Frankreichs wichtigster Literaturpreis

Nicolas Mathieu gewinnt den Prix Goncourt

Das Foto zeigt den französischen Schriftsteller Nicolas Mathieu im September 2018.
Das Foto zeigt den französischen Schriftsteller Nicolas Mathieu im September 2018. © AFP / Joel Saget
Von Dirk Fuhrig |
Als stünde er im Scheinwerferlicht eines Autos. So hat sich der Autor Nicolas Mathieu bei der Verleihung des Prix Goncourt gefühlt. Die vergangenen 18 Monate hatte er einsam in seinem Zimmer über Kleinstadt-Cowboys und Halbstarke in der Provinz geschrieben.
Nicolas Mathieu wurde 1978 in Lothringen geboren, in Epinal südlich von Nancy. In Frankreich war er bislang nicht sonderlich bekannt. Er hat einige Kriminalromane geschrieben. Dann hat er sich irgendwann 18 Monate in seinem Zimmer verkrochen, um zu schreiben. Für das Ergebnis wurde er nun mit Frankreichs wichtigstem Literaturpreis ausgezeichnet, dem Prix Goncourt. Mathieu erhält ihn für einen Roman über seine Heimat: "Les enfants après eux", zu deutsch etwa "Ihre Kinder nach ihnen".
"Les enfants après eux" ist im besten Sinne ein Provinz-Roman, der von der Perspektivlosigkeit der Heranwachsenden Anfang der 90er-Jahre im Osten Frankreichs handelt: Kleinstadt-Cowboys, Halbstarke, Mofa-Rocker. Mathieu selbst ist in diesem Provinzmilieu aufgewachsen, das er im Buch mit rassistischem Gerede, Saufereien oder der Schrebergarten-Mentalität der Erwachsenen beschreibt.

Das industrielle Frankreich ist am Ende

Nicolas Mathieu sagte in einem Interview zu dem autobiografischen Hintergrund seines Buches: "Die Feuer in den Hochöfen sind ausgegangen, das industrielle Frankreich ist am Ende. Und so ähnlich ist es mit den Menschen, auch sie sind erloschen. Wie gehen die Jugendlichen mit damit um, mit ihrer Wut … sie rasen mit ihren Mofas durch die Gegend und rauchen nachmittags ihre Joints. Wie kommen sie raus aus dieser Situation? Ich bin selbst in so einem Provinzmilieu aufgewachsen und wollte raus um jeden Preis. Aber irgendwann habe ich gemerkt, dass das trotz allem auch mein Zuhause ist."
Das beschriebene Milieu erinnert an Edouard Louis' "Das Ende von Eddy", ist dabei nur nicht ganz so radikal.
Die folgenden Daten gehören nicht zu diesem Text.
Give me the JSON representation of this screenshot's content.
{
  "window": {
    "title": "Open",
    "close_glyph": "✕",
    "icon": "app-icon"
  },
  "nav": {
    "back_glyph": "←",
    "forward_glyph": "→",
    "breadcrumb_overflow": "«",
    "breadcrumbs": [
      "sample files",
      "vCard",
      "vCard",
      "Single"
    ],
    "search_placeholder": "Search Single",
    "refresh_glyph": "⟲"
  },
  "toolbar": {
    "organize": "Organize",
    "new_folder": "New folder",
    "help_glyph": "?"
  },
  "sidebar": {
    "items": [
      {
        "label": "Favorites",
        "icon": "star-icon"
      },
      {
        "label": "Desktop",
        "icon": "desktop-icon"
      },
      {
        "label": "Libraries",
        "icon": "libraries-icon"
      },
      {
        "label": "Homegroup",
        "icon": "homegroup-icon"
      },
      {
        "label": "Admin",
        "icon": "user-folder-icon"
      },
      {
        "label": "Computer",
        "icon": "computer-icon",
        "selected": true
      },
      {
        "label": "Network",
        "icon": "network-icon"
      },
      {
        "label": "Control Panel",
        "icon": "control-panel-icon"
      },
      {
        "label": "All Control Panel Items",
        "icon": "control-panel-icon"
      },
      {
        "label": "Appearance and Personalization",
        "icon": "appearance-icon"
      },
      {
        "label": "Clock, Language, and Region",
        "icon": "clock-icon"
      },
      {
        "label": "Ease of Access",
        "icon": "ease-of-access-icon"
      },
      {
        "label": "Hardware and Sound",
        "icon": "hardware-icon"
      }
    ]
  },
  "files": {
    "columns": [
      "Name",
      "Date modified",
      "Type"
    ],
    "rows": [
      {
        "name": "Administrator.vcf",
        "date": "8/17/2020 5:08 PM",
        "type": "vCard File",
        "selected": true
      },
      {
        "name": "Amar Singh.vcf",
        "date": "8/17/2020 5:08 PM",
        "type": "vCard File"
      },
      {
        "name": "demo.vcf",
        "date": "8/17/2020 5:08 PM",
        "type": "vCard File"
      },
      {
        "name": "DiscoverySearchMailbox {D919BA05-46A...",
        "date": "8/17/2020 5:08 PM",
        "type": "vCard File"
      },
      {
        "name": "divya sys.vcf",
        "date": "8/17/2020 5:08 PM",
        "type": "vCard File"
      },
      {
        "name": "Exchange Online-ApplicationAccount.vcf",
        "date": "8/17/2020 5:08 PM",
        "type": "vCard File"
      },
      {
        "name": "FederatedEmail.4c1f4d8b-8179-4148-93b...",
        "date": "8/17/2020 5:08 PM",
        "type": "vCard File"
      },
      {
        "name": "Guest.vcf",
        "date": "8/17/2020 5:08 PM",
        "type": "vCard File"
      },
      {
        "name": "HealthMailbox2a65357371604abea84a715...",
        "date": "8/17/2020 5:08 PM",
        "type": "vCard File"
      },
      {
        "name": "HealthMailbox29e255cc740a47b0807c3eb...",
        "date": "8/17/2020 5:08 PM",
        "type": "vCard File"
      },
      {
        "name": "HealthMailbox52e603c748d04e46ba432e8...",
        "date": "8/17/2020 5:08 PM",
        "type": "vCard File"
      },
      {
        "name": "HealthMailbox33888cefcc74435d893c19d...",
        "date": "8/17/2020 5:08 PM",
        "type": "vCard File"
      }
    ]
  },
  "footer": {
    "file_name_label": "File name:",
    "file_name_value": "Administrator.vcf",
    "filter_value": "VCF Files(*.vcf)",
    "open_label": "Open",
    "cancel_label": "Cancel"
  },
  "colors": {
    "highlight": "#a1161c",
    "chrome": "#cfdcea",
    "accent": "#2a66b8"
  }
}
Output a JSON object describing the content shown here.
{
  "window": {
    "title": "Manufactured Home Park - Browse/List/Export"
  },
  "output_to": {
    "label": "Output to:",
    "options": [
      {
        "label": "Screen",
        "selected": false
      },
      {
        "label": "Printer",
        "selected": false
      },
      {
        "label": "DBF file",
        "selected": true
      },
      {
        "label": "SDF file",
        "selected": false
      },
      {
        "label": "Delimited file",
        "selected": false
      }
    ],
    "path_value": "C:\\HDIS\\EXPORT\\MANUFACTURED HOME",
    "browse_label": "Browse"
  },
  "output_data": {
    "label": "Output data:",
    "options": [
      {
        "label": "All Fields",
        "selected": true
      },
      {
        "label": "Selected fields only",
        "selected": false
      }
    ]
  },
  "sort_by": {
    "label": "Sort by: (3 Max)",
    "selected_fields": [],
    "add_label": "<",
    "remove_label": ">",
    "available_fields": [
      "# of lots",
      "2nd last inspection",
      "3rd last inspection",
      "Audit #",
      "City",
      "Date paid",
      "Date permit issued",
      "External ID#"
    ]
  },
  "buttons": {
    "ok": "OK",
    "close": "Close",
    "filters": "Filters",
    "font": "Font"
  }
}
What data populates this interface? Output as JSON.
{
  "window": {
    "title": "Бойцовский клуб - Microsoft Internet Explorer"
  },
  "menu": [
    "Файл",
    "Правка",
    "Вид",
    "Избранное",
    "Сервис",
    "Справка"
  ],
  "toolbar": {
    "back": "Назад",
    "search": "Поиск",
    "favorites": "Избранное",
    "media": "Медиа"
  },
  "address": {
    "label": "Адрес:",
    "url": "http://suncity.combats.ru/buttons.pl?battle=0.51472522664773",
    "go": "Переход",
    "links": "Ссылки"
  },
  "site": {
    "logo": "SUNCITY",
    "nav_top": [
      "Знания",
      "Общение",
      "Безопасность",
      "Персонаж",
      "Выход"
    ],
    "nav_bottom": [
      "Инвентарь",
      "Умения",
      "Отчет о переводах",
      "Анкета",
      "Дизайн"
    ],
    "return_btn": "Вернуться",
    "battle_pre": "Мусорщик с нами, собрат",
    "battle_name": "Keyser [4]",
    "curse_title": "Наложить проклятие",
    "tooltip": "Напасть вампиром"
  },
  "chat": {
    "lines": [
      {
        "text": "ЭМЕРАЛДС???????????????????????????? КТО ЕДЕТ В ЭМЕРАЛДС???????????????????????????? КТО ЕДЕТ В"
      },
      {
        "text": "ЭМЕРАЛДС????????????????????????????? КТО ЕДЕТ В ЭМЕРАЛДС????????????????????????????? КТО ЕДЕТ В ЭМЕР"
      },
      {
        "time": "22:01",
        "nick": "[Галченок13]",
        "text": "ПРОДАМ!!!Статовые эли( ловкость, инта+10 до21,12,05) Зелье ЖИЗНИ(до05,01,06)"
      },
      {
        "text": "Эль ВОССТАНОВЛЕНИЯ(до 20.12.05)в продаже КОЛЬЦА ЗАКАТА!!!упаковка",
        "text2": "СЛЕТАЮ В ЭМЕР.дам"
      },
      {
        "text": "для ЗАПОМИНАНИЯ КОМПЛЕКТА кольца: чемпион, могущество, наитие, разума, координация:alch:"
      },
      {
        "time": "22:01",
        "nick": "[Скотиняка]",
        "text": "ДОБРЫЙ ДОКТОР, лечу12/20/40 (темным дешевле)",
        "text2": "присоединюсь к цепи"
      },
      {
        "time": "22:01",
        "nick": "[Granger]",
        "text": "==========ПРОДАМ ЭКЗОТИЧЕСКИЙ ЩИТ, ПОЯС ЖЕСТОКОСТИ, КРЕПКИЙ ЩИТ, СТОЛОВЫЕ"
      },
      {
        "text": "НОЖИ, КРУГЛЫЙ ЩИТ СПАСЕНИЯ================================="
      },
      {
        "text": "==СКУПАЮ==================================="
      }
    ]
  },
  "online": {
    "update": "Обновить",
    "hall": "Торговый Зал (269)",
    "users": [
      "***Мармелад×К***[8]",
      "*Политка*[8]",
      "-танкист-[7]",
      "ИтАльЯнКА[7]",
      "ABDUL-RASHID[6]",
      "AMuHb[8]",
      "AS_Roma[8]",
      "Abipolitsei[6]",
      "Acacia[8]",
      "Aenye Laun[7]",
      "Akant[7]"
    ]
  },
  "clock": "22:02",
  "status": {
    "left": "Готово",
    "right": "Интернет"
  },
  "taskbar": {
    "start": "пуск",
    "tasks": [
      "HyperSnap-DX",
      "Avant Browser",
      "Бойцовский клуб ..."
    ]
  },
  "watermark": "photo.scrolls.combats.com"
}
Mathieu nähert sich der Provinz liebevoller, weil er sich dort selbst heimisch fühlt. "Les enfants après eux" fängt die Traurigkeit von Autobahnraststätten ein, die Hölle der Gleichförmigkeit, ist tief melancholisch. Gleichzeitig zieht sich durch die Seiten ein besonderer Sound, durch die kraftvolle Alltagssprache und viel Jugendsprache.

Buch über aktuelle Situation von Journalisten in der Türkei erhält Prix Renaudot

Mit dem Prix Goncourt wurde in Frankreich heute parallel der Gewinner eines weiteren wichtigen Buchpreises verkündet: der Prix Renaudot. Er geht an die erst 33-jährige Autorin Valérie Manteau. Ihr Buch "Le sillon" handelt von dem armenischen Journalisten Hrant Dink der 2007 in der Türkei auf offener Straße in Istanbul worden ist. Die Entscheidung ist insoweit bemerkenswert, als dass Manteaus Buch gar nicht auf der Liste der Endauswahl zu diesem Preis gestanden hatte.
Valérie Manteau war früher Journalistin bei dem französischen Satiremagazin Charlie Hebdo. "Le sillon" ist ein Buch, das die aktuellen Konflikte mit der Türkei beschreibt. Es geht um die Verletzung der Meinungsfreiheit, die Verfolgung von Journalisten.

Mediales Spektakel

Die Vergabe der Literaturpreise sind in Frankreich jedes Jahr mit einem medialen Spektakel verbunden. Wer mit dem nur mit einem symbolischen Preis von zehn Euro dotierten Prix Goncourt erhält, kann auf den Verkauf von bis zu 400.000 Büchern hoffen. Für gewöhnlich bringen auch deutsche Verlage innerhalb kurzer Zeit nach der Preisvergabe eine deutsche Übersetzung der Gewinner heraus.